A entrega dos Badgers é um passo na direção certa, mas - como salienta Komornicki - um passo com pelo menos 20 anos de atraso.

"A capacidade de um exército não se mede no início de uma guerra, mas ao fim de um mês, de seis meses, de um ano. Se tivermos a capacidade assinada e apoiada pela indústria de defesa ocidental, onde adquirimos este armamento, por exemplo, Patriot, HIMARS ou Abrams, eles serão utilizados imediatamente. São necessários três mísseis para abater um míssil de manobra ou balístico russo, que será equipado com lançadores Patriot e um míssil custa três ou quatro milhões de dólares. Encomendámos cerca de 1 000 destes mísseis aos Estados Unidos. Os americanos vão produzir mais de 600 no total este ano. E no próximo ano planeiam produzir cerca de mil. Portanto, tudo o que a Polónia precisa é o que os americanos vão produzir num ano. E aqui precisamos de ajudar a Ucrânia, precisamos de construir um escudo europeu".

A Polónia entre a aspiração e a necessidade

As palavras de Komornicki podem ser lidas como um aviso. A Polónia tem de passar das compras ao estrangeiro para uma verdadeira autonomia militar e económica. Caso contrário, ficará eternamente dependente dos outros - da sua produção, das suas decisões e do seu ritmo.

Tendo como pano de fundo a política agressiva da Rússia e a potencial erosão do apoio americano à Europa, temos de intensificar as nossas próprias acções e mostrar responsabilidade:

"Já hoje, os americanos estão a tomar a decisão de que estão a cambalear em muitos sítios. E não é claramente por capricho de Trump, é porque os americanos estão a enfraquecer.
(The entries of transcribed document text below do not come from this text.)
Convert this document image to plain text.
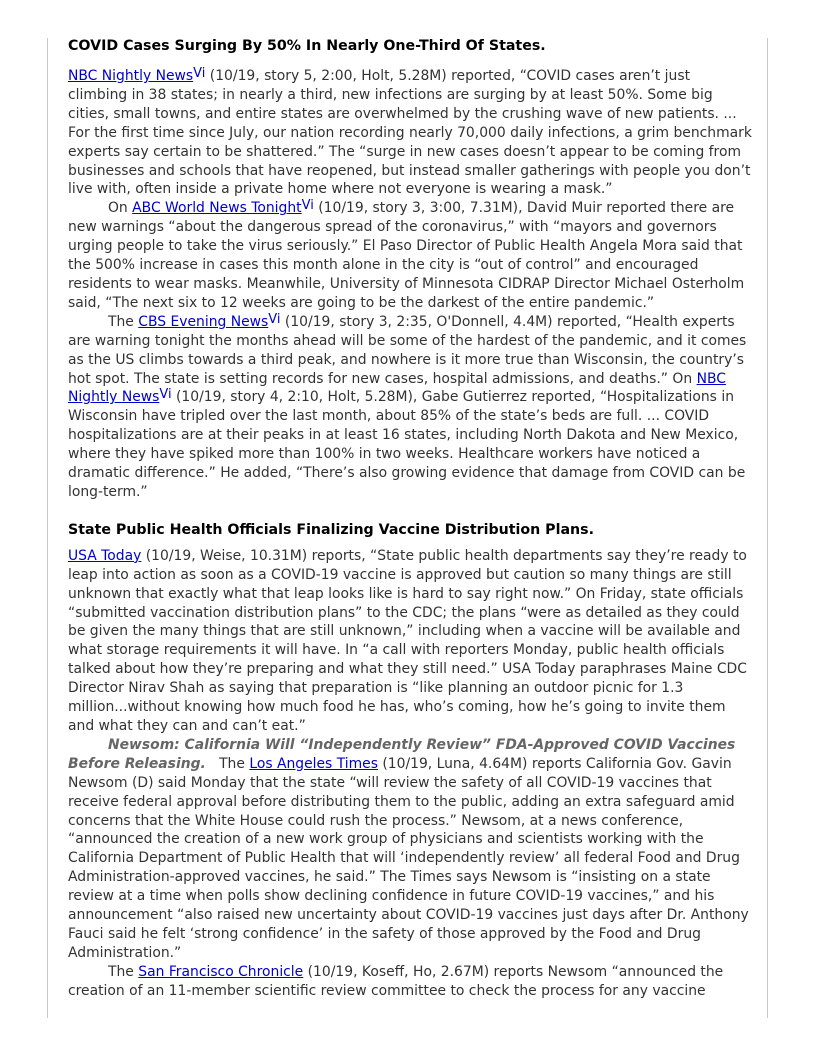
COVID Cases Surging By 50% In Nearly One-Third Of States.

NBC Nightly News$^{Vi}$ (10/19, story 5, 2:00, Holt, 5.28M) reported, “COVID cases aren’t just climbing in 38 states; in nearly a third, new infections are surging by at least 50%. Some big cities, small towns, and entire states are overwhelmed by the crushing wave of new patients. ... For the first time since July, our nation recording nearly 70,000 daily infections, a grim benchmark experts say certain to be shattered.” The “surge in new cases doesn’t appear to be coming from businesses and schools that have reopened, but instead smaller gatherings with people you don’t live with, often inside a private home where not everyone is wearing a mask.”

On ABC World News Tonight$^{Vi}$ (10/19, story 3, 3:00, 7.31M), David Muir reported there are new warnings “about the dangerous spread of the coronavirus,” with “mayors and governors urging people to take the virus seriously.” El Paso Director of Public Health Angela Mora said that the 500% increase in cases this month alone in the city is “out of control” and encouraged residents to wear masks. Meanwhile, University of Minnesota CIDRAP Director Michael Osterholm said, “The next six to 12 weeks are going to be the darkest of the entire pandemic.”

The CBS Evening News$^{Vi}$ (10/19, story 3, 2:35, O'Donnell, 4.4M) reported, “Health experts are warning tonight the months ahead will be some of the hardest of the pandemic, and it comes as the US climbs towards a third peak, and nowhere is it more true than Wisconsin, the country’s hot spot. The state is setting records for new cases, hospital admissions, and deaths.” On NBC Nightly News$^{Vi}$ (10/19, story 4, 2:10, Holt, 5.28M), Gabe Gutierrez reported, “Hospitalizations in Wisconsin have tripled over the last month, about 85% of the state’s beds are full. ... COVID hospitalizations are at their peaks in at least 16 states, including North Dakota and New Mexico, where they have spiked more than 100% in two weeks. Healthcare workers have noticed a dramatic difference.” He added, “There’s also growing evidence that damage from COVID can be long-term.”

State Public Health Officials Finalizing Vaccine Distribution Plans.

USA Today (10/19, Weise, 10.31M) reports, “State public health departments say they’re ready to leap into action as soon as a COVID-19 vaccine is approved but caution so many things are still unknown that exactly what that leap looks like is hard to say right now.” On Friday, state officials “submitted vaccination distribution plans” to the CDC; the plans “were as detailed as they could be given the many things that are still unknown,” including when a vaccine will be available and what storage requirements it will have. In “a call with reporters Monday, public health officials talked about how they’re preparing and what they still need.” USA Today paraphrases Maine CDC Director Nirav Shah as saying that preparation is “like planning an outdoor picnic for 1.3 million...without knowing how much food he has, who’s coming, how he’s going to invite them and what they can and can’t eat.”

Newsom: California Will “Independently Review” FDA-Approved COVID Vaccines Before Releasing.   The Los Angeles Times (10/19, Luna, 4.64M) reports California Gov. Gavin Newsom (D) said Monday that the state “will review the safety of all COVID-19 vaccines that receive federal approval before distributing them to the public, adding an extra safeguard amid concerns that the White House could rush the process.” Newsom, at a news conference, “announced the creation of a new work group of physicians and scientists working with the California Department of Public Health that will ‘independently review’ all federal Food and Drug Administration-approved vaccines, he said.” The Times says Newsom is “insisting on a state review at a time when polls show declining confidence in future COVID-19 vaccines,” and his announcement “also raised new uncertainty about COVID-19 vaccines just days after Dr. Anthony Fauci said he felt ‘strong confidence’ in the safety of those approved by the Food and Drug Administration.”

The San Francisco Chronicle (10/19, Koseff, Ho, 2.67M) reports Newsom “announced the creation of an 11-member scientific review committee to check the process for any vaccine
Alguém está a pisar os seus pés. A China? É exatamente isso. Isto não é uma brincadeira. E a Europa, tal como naquela família italiana. Este homem de 40 anos, tal como uma criança de cinco anos, anda às cavalitas dos pais, bem, ele vai praticamente ficar com os pais para o resto da vida porque é fixe para ele. E assim a Europa tem estado a cavalgar nas costas das capacidades dos Estados Unidos. A guerra na Ucrânia mostrou que a Europa só tem dinheiro. Não pode comprar a si própria, mas à indústria americana. Acontece que estes mísseis de fabrico europeu não são muito eficazes. Não faremos outros sistemas, como tanques, por enquanto, mas também construiremos o K2 sob licença coreana, só que já devia ter sido lançado há muito tempo, é preciso gente, os anões não o fazem, são precisos especialistas, soldadores, engenheiros, etc.".
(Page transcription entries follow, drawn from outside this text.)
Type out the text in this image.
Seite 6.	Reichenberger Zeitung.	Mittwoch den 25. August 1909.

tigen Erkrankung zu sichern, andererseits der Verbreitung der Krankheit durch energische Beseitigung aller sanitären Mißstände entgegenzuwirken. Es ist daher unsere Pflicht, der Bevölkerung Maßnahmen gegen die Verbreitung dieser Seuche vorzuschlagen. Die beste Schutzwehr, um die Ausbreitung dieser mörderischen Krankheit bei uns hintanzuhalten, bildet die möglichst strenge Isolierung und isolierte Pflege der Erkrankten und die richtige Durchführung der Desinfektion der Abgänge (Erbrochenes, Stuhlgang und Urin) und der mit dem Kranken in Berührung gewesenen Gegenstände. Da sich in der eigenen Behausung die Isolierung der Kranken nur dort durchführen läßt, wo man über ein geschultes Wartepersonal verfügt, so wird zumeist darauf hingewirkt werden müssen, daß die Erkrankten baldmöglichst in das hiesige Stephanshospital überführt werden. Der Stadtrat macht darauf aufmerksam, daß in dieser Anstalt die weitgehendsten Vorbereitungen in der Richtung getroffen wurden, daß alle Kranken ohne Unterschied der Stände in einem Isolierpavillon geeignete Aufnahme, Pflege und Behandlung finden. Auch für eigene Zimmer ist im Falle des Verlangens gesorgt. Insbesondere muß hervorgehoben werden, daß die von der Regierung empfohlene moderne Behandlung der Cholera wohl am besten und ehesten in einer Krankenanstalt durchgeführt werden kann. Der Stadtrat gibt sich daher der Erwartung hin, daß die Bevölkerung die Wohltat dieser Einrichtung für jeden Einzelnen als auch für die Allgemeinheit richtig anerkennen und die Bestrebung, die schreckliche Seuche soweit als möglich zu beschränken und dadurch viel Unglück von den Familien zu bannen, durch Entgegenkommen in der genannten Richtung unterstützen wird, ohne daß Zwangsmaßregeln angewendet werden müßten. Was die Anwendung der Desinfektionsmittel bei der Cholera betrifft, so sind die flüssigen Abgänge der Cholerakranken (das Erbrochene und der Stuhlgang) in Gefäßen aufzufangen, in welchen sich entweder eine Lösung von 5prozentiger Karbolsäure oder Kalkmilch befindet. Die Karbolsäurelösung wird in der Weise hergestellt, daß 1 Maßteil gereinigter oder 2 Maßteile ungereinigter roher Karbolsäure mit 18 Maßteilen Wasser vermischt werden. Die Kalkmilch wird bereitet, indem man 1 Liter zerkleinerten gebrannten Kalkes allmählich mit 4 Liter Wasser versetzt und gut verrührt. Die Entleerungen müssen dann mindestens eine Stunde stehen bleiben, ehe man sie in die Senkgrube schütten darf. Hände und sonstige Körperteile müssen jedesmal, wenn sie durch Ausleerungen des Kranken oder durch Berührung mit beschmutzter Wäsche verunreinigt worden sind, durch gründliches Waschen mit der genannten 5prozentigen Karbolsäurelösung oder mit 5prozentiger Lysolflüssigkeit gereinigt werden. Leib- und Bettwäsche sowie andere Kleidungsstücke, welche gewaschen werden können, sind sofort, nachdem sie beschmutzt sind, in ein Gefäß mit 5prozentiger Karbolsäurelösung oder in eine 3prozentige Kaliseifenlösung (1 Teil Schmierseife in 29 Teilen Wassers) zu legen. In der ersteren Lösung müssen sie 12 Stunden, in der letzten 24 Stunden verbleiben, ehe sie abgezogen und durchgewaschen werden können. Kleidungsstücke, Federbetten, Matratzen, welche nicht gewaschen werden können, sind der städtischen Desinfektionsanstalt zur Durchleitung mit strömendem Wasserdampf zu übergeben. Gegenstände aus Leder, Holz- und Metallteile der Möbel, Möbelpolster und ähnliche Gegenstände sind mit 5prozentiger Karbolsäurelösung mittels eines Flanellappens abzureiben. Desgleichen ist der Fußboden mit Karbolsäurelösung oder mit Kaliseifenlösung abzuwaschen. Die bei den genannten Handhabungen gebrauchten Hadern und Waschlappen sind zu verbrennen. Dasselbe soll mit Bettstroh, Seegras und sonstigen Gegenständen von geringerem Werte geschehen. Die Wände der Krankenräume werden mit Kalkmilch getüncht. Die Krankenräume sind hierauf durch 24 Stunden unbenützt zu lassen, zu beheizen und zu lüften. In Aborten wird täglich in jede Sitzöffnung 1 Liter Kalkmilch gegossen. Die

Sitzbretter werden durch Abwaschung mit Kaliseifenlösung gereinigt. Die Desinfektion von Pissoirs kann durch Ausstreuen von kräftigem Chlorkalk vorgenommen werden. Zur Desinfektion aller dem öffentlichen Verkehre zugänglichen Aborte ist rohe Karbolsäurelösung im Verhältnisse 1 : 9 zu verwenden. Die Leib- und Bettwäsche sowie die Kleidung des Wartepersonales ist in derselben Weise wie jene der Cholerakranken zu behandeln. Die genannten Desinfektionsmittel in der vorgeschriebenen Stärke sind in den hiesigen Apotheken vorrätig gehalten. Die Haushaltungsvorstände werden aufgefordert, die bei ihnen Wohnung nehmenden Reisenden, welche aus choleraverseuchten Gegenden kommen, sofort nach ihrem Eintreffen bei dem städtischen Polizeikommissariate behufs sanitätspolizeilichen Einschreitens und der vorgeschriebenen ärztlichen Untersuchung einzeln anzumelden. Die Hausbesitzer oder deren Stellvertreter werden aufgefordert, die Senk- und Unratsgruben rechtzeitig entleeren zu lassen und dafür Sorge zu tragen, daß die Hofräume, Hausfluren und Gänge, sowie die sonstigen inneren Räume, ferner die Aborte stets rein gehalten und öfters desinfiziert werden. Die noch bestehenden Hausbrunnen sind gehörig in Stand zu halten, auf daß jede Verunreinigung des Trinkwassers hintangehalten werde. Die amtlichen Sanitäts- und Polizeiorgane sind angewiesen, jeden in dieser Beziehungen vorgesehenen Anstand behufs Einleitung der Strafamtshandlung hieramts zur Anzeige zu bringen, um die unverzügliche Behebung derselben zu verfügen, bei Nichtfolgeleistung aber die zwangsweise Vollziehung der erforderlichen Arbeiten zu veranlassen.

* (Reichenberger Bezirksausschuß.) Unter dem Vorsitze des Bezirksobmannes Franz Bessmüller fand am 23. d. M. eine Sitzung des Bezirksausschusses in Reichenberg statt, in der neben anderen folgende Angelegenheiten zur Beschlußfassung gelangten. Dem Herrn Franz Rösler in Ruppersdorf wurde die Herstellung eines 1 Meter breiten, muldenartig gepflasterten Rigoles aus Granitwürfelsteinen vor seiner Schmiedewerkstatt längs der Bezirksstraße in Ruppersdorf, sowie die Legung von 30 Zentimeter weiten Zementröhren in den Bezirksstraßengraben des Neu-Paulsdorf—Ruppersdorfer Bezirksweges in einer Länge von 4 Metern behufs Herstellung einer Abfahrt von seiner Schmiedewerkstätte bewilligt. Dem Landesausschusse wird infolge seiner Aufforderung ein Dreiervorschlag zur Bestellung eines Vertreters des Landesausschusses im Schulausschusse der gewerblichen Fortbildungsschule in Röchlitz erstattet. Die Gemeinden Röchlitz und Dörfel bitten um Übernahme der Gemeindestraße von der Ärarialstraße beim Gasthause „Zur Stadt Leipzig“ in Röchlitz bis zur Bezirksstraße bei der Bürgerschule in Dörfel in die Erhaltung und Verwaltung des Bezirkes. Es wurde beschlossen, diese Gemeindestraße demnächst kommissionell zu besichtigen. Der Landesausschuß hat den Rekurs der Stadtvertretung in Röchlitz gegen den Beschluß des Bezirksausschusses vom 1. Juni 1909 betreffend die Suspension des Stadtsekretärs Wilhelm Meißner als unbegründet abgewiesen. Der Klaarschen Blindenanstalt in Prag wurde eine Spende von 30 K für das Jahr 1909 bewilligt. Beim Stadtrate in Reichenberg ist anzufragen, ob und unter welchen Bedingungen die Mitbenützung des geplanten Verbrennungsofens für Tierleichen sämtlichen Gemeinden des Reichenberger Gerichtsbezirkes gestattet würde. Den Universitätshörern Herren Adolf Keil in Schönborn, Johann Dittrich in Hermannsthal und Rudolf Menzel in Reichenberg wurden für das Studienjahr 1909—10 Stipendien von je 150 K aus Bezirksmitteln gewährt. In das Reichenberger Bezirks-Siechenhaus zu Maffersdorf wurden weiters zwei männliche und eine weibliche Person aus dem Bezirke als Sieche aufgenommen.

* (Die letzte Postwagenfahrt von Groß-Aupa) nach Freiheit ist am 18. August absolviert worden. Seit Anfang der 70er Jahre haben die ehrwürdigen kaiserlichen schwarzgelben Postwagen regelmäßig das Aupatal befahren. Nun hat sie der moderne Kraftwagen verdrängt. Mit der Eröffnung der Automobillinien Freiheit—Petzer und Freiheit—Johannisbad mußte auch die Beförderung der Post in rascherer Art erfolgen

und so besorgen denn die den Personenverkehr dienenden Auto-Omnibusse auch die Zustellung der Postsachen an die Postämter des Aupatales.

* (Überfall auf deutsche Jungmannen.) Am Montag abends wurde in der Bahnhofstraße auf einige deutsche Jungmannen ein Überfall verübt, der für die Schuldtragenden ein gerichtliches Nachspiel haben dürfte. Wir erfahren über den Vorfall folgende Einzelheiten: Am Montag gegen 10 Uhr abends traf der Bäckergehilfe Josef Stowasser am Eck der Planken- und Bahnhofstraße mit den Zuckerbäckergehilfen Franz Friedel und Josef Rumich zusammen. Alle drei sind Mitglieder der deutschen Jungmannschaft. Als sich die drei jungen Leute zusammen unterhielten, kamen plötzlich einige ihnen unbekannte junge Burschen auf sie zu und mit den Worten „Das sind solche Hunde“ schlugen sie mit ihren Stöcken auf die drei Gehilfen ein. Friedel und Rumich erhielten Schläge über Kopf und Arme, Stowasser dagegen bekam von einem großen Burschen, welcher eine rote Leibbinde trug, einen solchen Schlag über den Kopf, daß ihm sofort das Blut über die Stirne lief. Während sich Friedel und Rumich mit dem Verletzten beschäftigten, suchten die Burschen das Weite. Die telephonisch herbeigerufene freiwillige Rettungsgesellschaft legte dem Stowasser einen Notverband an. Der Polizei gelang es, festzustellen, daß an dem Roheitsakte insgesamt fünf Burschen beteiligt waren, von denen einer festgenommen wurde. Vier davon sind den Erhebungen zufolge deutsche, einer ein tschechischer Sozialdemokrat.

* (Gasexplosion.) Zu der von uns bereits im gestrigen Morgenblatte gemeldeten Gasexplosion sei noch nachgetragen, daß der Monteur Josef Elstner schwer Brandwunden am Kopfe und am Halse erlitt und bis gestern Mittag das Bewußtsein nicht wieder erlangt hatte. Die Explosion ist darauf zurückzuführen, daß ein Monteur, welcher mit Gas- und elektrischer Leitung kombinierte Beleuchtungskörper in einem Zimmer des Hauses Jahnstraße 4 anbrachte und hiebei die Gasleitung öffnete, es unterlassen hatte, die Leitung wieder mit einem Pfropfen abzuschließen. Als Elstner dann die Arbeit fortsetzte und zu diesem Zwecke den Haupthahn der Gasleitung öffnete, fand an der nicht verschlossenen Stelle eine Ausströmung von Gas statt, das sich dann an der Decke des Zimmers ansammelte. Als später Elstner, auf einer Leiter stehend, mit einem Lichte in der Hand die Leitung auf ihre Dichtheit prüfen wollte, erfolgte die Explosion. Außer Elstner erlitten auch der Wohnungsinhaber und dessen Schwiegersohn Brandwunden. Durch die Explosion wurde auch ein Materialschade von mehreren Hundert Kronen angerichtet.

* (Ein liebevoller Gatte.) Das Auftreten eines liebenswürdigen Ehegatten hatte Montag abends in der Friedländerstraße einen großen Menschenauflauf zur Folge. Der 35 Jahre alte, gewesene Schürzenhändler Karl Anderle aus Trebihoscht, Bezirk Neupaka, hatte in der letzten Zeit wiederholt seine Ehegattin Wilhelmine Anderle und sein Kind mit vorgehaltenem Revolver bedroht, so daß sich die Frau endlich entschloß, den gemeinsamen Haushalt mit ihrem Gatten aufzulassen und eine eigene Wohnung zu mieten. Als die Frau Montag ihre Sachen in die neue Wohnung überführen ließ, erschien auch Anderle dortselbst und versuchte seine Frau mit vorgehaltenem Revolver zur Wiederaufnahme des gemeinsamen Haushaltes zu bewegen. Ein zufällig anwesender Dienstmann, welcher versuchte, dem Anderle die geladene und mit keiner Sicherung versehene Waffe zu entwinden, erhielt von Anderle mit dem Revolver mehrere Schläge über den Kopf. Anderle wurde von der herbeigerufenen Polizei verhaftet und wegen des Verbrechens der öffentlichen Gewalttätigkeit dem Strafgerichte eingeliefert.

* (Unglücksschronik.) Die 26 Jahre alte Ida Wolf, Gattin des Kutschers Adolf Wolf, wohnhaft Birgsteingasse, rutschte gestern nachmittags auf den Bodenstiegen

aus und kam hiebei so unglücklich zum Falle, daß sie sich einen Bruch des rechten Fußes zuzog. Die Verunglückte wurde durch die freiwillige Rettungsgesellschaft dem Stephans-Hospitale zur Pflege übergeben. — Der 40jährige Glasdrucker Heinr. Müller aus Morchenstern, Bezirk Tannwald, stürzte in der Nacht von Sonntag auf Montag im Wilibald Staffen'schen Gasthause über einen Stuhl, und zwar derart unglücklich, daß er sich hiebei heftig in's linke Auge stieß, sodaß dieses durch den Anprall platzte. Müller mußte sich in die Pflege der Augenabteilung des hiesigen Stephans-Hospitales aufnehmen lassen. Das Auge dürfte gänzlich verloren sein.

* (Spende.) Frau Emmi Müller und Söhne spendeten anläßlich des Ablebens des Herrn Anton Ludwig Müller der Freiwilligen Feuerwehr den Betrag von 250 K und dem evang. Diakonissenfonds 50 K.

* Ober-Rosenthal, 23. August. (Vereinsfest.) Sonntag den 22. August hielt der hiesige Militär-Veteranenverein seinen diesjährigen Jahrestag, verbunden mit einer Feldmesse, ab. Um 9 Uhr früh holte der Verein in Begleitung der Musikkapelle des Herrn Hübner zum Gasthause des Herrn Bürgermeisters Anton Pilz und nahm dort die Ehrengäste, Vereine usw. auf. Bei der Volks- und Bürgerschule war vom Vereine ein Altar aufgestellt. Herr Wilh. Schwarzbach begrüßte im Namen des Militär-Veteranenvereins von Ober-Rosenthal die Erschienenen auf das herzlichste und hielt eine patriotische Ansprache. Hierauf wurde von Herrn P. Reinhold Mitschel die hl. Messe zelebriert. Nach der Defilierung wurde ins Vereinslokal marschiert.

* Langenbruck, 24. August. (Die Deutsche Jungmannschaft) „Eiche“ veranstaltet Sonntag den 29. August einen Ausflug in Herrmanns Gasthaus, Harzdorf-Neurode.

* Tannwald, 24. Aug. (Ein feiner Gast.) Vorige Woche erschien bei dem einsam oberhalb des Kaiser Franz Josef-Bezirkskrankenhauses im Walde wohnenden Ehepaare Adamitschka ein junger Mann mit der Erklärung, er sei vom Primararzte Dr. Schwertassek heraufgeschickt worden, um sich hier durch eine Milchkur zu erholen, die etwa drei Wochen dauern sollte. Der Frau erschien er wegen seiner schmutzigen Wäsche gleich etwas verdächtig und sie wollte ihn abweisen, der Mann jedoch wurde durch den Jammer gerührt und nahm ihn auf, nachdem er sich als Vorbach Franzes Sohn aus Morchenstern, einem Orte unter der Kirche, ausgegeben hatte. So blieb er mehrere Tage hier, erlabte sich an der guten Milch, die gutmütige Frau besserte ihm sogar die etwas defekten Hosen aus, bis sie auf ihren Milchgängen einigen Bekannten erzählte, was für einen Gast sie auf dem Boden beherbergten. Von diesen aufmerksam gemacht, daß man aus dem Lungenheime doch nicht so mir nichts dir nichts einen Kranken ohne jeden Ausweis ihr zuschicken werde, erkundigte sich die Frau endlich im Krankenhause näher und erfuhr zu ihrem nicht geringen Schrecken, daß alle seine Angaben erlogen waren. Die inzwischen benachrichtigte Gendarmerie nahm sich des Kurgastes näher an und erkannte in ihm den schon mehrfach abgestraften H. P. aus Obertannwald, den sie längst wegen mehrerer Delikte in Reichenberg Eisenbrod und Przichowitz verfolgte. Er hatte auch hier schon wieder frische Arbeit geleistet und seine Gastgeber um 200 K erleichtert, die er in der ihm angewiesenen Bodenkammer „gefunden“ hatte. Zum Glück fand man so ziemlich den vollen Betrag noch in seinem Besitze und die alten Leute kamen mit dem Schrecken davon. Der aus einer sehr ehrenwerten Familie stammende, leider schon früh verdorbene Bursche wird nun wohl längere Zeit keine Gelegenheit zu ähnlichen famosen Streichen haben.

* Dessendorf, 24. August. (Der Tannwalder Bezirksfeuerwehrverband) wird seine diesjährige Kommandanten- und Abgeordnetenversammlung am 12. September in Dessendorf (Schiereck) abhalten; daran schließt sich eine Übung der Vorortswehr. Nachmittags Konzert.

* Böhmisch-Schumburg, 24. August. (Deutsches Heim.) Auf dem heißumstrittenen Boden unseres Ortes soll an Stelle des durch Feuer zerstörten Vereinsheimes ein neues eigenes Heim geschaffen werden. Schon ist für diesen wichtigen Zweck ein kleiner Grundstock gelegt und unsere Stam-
E a Polónia, sublinha o general, tem potencial para isso:

"Temos um enorme capital de pessoas jovens e talentosas... tudo é possível. Só é preciso desregulamentar e pensar em termos de Estado".

Como conclui Komornicki:

"O Estado e as forças armadas são os servidores da sociedade. O orçamento delega na sociedade a multiplicação e a garantia da segurança. O mais importante é a paz, o desenvolvimento e a sobrevivência da nação. Esta é a nossa razão de ser e tudo deve estar subordinado a isso, não à guerra, não ao desleixo, não à prodigalidade".